Shrinking the massive probation system — and the number of people incarcerated from community supervision — is central to ending mass incarceration. Doing so requires challenging existing “standard conditions” that (a) are often in conflict with one another, (b) exacerbate the challenges people on probation are already facing, and (c) empower probation officers — rather than courts — to make subjective decisions that can lead to revocation and incarceration. Examining these conditions clarifies why probation often functions as an on-ramp to incarceration instead of an alternative, and can help advocates and policymakers reorient probation systems away from incarceration.

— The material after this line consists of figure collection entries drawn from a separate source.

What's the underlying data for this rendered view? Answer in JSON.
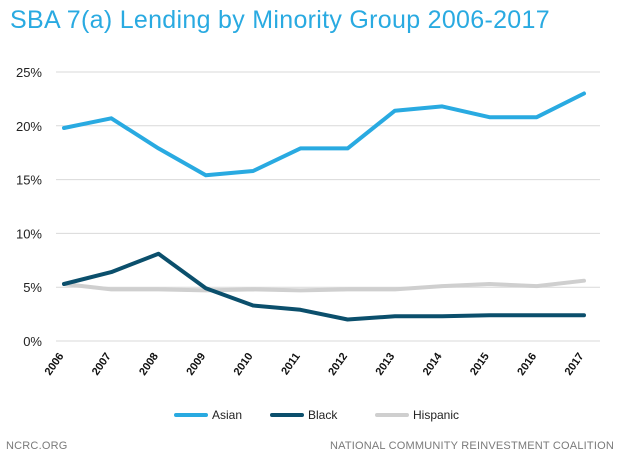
{
  "title": "SBA 7(a) Lending by Minority Group 2006-2017",
  "footer": {
    "left": "NCRC.ORG",
    "right": "NATIONAL COMMUNITY REINVESTMENT COALITION"
  },
  "chart_data": {
    "type": "line",
    "title": "SBA 7(a) Lending by Minority Group 2006-2017",
    "xlabel": "",
    "ylabel": "",
    "categories": [
      "2006",
      "2007",
      "2008",
      "2009",
      "2010",
      "2011",
      "2012",
      "2013",
      "2014",
      "2015",
      "2016",
      "2017"
    ],
    "ylim": [
      0,
      25
    ],
    "yticks": [
      0,
      5,
      10,
      15,
      20,
      25
    ],
    "ytick_labels": [
      "0%",
      "5%",
      "10%",
      "15%",
      "20%",
      "25%"
    ],
    "grid": true,
    "legend_position": "bottom",
    "series": [
      {
        "name": "Asian",
        "color": "#29aae1",
        "values": [
          19.8,
          20.7,
          17.9,
          15.4,
          15.8,
          17.9,
          17.9,
          21.4,
          21.8,
          20.8,
          20.8,
          23.0
        ]
      },
      {
        "name": "Black",
        "color": "#0b4f6c",
        "values": [
          5.3,
          6.4,
          8.1,
          4.9,
          3.3,
          2.9,
          2.0,
          2.3,
          2.3,
          2.4,
          2.4,
          2.4
        ]
      },
      {
        "name": "Hispanic",
        "color": "#cfcfcf",
        "values": [
          5.3,
          4.8,
          4.8,
          4.7,
          4.8,
          4.7,
          4.8,
          4.8,
          5.1,
          5.3,
          5.1,
          5.6
        ]
      }
    ]
  }
}
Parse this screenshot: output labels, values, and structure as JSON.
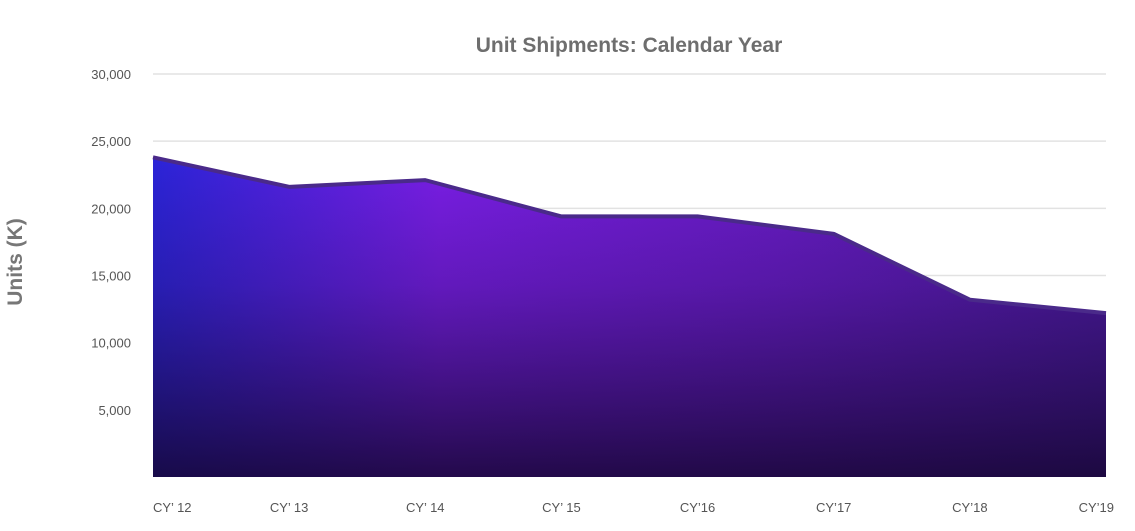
{
  "chart_data": {
    "type": "area",
    "title": "Unit Shipments: Calendar Year",
    "xlabel": "",
    "ylabel": "Units (K)",
    "categories": [
      "CY’ 12",
      "CY’ 13",
      "CY’ 14",
      "CY’ 15",
      "CY’16",
      "CY’17",
      "CY’18",
      "CY’19"
    ],
    "series": [
      {
        "values": [
          23800,
          21600,
          22100,
          19400,
          19400,
          18100,
          13200,
          12200
        ]
      }
    ],
    "ylim": [
      0,
      30000
    ],
    "yticks": [
      30000,
      25000,
      20000,
      15000,
      10000,
      5000
    ],
    "ytick_labels": [
      "30,000",
      "25,000",
      "20,000",
      "15,000",
      "10,000",
      "5,000"
    ],
    "grid": true,
    "legend": "none",
    "colors": {
      "fill_top_left": "#2a1fd6",
      "fill_mid": "#7a1de0",
      "fill_bottom": "#1f0b4e",
      "line": "#4a2a8a",
      "grid": "#e2e2e2",
      "text": "#6e6e6e"
    }
  }
}
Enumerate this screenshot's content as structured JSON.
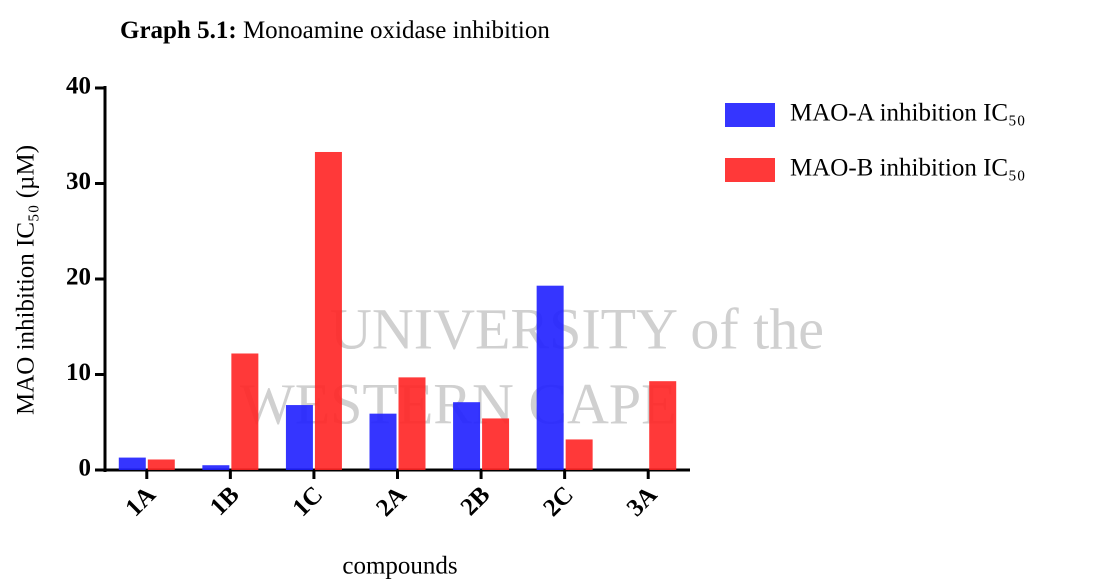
{
  "chart_data": {
    "type": "bar",
    "title_prefix": "Graph 5.1:",
    "title": "Monoamine oxidase inhibition",
    "watermark": [
      "UNIVERSITY of the",
      "WESTERN CAPE"
    ],
    "x_label": "compounds",
    "y_label": "MAO inhibition IC₅₀ (µM)",
    "categories": [
      "1A",
      "1B",
      "1C",
      "2A",
      "2B",
      "2C",
      "3A"
    ],
    "series": [
      {
        "name": "MAO-A inhibition IC₅₀",
        "color": "#1f1fff",
        "values": [
          1.3,
          0.5,
          6.8,
          5.9,
          7.1,
          19.3,
          null
        ]
      },
      {
        "name": "MAO-B inhibition IC₅₀",
        "color": "#ff2323",
        "values": [
          1.1,
          12.2,
          33.3,
          9.7,
          5.4,
          3.2,
          9.3
        ]
      }
    ],
    "ylim": [
      0,
      40
    ],
    "yticks": [
      0,
      10,
      20,
      30,
      40
    ],
    "grid": false,
    "legend": "top-right"
  }
}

Unfortunately, standard probation conditions are often difficult to locate and parse, vary between jurisdictions, and use complicated and unclear language, so to aid in this effort, we collected and analyzed the standard conditions for 76 jurisdictions across all 50 states and Washington, D.C., creating one of the most comprehensive compilations of these rules to date.
Our study builds upon the foundational work of legal scholars Professor Fiona Doherty and Professor Kate Weisburd. We adopted much of the methodology and analytical approach from Professor Doherty’s 2016 publication, “Obey All Laws and Be Good: Probation and the Meaning of Recidivism.” Professor Doherty analyzed standard probation conditions in 15 states, focusing on the ways in which the most common standard conditions — like “obey the law” (with no distinction between civil and criminal law), “be good” (i.e., be a “good citizen” or “conduct oneself properly”), and “avoid injurious or vicious habits” (with no definition of such terms) — all expand the discretionary power of probation officers and pave the way for technical violations and subsequent revocations. As Professor Doherty explains, standard probation conditions “make a wide variety of noncriminal conduct punishable with criminal sanctions” and “construct a definition of recidivism that contributes to overcriminalization.”